Neuer Mecha­nismus der Krebs­ent­stehung entdeckt

Neuer Mecha­nismus der Krebs­ent­stehung entdeckt

Das Harnbla­sen­kar­zinom ist eine häufige Krebsart in Deutschland und anderen Indus­trie­ländern. Für fortge­schrittene Tumore gibt es kaum wirksame Medika­mente und auch frühzeitig chirur­gisch entfernter Krebs kehrt oft an anderen Stellen der Harnblase wieder. Als molekulare Ursache von Blasen­krebs wurden kürzlich Mutationen im Erbgut entdeckt, die bestimmte Regula­tor­pro­teine inakti­vieren, welche für die stabile Ausdif­fe­ren­zierung der Zellen verant­wortlich sind. Im Rahmen eines von der Wilhelm Sander-Stiftung geför­derten Forschungs­pro­jektes haben Wissen­schaftler des Univer­si­täts­kli­nikums Düsseldorf nun unter­sucht, wie die Inakti­vierung solcher Proteine zur Bildung von Harnbla­sen­tu­moren beiträgt.

Die Behandlung des in Deutschland und anderen Indus­trie­ländern häufig diagnos­ti­zierten Harnbla­sen­kar­zinoms wird dadurch erschwert, dass für fortge­schrittene Tumore kaum wirksame Medika­mente zur Verfügung stehen und selbst Tumore früher Stadien zwar chirur­gisch entfernt werden können, jedoch sehr häufig an anderen Stellen der Harnblase wieder­kehren. Ursächlich für die Entstehung des Harnbla­sen­kar­zinoms sind schon länger bekannte Störungen in verschie­denen zellu­lären Kontroll­sys­temen, besonders in der Regulation des Zellzyklus.
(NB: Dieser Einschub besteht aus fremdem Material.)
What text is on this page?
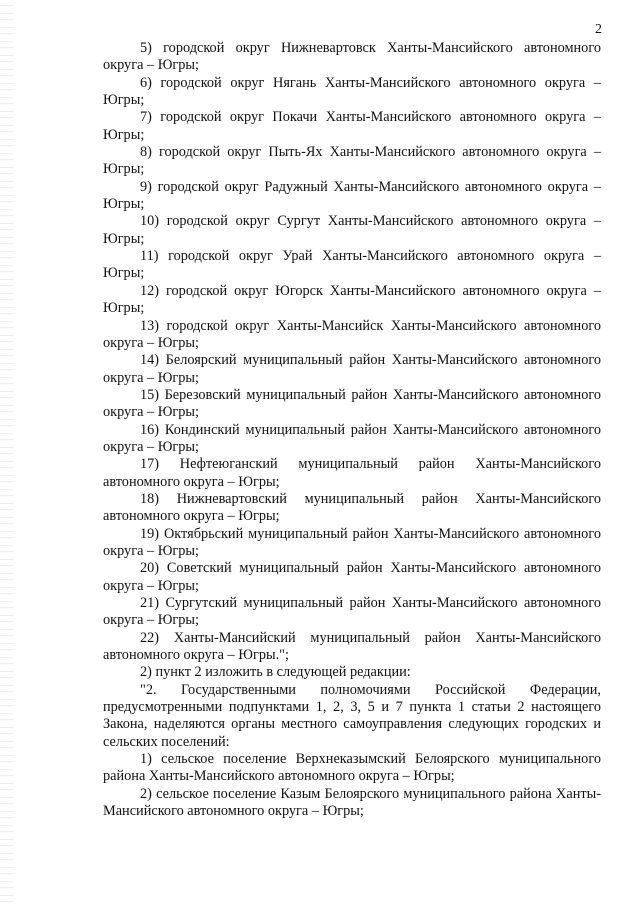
2

5) городской округ Нижневартовск Ханты-Мансийского автономного округа – Югры;

6) городской округ Нягань Ханты-Мансийского автономного округа – Югры;

7) городской округ Покачи Ханты-Мансийского автономного округа – Югры;

8) городской округ Пыть-Ях Ханты-Мансийского автономного округа – Югры;

9) городской округ Радужный Ханты-Мансийского автономного округа – Югры;

10) городской округ Сургут Ханты-Мансийского автономного округа – Югры;

11) городской округ Урай Ханты-Мансийского автономного округа – Югры;

12) городской округ Югорск Ханты-Мансийского автономного округа – Югры;

13) городской округ Ханты-Мансийск Ханты-Мансийского автономного округа – Югры;

14) Белоярский муниципальный район Ханты-Мансийского автономного округа – Югры;

15) Березовский муниципальный район Ханты-Мансийского автономного округа – Югры;

16) Кондинский муниципальный район Ханты-Мансийского автономного округа – Югры;

17) Нефтеюганский муниципальный район Ханты-Мансийского автономного округа – Югры;

18) Нижневартовский муниципальный район Ханты-Мансийского автономного округа – Югры;

19) Октябрьский муниципальный район Ханты-Мансийского автономного округа – Югры;

20) Советский муниципальный район Ханты-Мансийского автономного округа – Югры;

21) Сургутский муниципальный район Ханты-Мансийского автономного округа – Югры;

22) Ханты-Мансийский муниципальный район Ханты-Мансийского автономного округа – Югры.";

2) пункт 2 изложить в следующей редакции:

"2. Государственными полномочиями Российской Федерации, предусмотренными подпунктами 1, 2, 3, 5 и 7 пункта 1 статьи 2 настоящего Закона, наделяются органы местного самоуправления следующих городских и сельских поселений:

1) сельское поселение Верхнеказымский Белоярского муниципального района Ханты-Мансийского автономного округа – Югры;

2) сельское поселение Казым Белоярского муниципального района Ханты-Мансийского автономного округа – Югры;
Bei der syste­ma­ti­schen Unter­su­chung der geneti­schen Verän­de­rungen in den letzten Jahren wurde zudem beobachtet, dass fast alle Harnbla­sen­kar­zinome Mutationen aufweisen, die epige­ne­tische Regula­tor­pro­teine inakti­vieren, am häufigsten die Proteine UTX und MLL2. Allgemein ermög­lichen epige­ne­tische Regula­ti­ons­pro­zesse die Entstehung von ganz unter­schied­lichen Zellarten, beispiels­weise Leber- oder Harnbla­sen­zellen, obwohl deren Erbgut identisch ist. Speziell die beiden epige­ne­ti­schen Regula­toren UTX und MLL2 wirken gewöhnlich zusammen, um bei der Diffe­ren­zierung von Zellen aus Stamm­zellen den neuen Aktivi­täts­zu­stand des Genoms stabil einzustellen.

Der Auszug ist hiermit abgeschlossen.